Ende des Jahres soll die Flüchtlingsunterkunft in Bammental erst einmal aufgelöst werden. Dann sollen die Bewohner auf den Rhein-Neckar-Kreis verteilt werden. Manche haben Angst davor, weil sie sich gerade eingelebt haben. Das Landratsamt braucht das Containerdorf dann aber möglicherweise schon wieder für neue Flüchtlinge. In den Containern gibt es Schlafräume für drei Personen, zwei Küchen und einen Gruppenraum.

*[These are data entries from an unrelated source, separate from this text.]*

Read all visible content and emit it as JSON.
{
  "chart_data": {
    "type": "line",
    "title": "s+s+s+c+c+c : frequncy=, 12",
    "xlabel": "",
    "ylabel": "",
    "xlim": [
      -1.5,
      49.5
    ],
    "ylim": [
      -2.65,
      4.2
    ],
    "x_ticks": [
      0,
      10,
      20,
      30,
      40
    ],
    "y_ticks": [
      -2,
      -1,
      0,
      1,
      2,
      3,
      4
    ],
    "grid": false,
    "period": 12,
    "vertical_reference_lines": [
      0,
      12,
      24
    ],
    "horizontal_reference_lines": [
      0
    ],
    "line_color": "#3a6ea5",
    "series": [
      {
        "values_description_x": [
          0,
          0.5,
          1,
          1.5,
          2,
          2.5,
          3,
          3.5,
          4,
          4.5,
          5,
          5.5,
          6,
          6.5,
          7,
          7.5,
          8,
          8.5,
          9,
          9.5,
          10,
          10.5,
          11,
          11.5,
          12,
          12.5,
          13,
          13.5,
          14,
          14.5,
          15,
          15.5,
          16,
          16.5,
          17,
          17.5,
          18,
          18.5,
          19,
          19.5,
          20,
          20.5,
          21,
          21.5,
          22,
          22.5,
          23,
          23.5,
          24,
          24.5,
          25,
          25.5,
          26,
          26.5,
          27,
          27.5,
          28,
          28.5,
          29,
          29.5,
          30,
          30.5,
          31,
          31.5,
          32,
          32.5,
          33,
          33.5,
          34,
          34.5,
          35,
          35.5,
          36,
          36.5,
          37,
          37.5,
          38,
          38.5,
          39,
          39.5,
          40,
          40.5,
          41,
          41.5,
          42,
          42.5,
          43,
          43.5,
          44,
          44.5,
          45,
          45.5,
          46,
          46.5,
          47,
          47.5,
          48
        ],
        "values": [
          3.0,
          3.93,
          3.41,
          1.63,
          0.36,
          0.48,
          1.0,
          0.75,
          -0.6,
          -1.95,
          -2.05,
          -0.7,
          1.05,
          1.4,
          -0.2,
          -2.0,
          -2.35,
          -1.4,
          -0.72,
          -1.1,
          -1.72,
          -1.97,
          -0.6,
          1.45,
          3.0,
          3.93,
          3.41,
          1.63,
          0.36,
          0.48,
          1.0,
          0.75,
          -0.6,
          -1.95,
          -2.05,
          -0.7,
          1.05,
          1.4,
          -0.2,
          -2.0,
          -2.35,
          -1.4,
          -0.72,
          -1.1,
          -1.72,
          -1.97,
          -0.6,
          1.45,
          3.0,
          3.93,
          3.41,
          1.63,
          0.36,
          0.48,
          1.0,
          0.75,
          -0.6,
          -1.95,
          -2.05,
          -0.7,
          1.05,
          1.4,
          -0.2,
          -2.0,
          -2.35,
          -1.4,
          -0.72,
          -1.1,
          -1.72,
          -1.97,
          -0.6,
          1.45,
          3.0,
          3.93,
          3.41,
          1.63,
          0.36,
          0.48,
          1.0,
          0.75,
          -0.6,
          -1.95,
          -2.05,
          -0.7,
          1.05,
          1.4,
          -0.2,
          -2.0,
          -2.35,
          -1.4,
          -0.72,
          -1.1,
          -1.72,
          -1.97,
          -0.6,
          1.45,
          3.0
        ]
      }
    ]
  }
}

Auf der außerhalb gelegenen Fläche haben sich die Bewohner bisher gut arrangiert. Abgesehen davon, dass manche nachts etwas lauter sind, als es denjenigen, die morgens zur Arbeit gehen, lieb ist. Dennoch haben sich immer alle vertragen. Nie musste die Polizei anrücken, um einen Streit zu schlichten. Was auch daran liegen könnte, dass die Flüchtlingshilfe fast täglich präsent ist. Diese sieht eine ihrer Hauptaufgaben darin, die jungen Männer bei Behördengängen zu begleiten.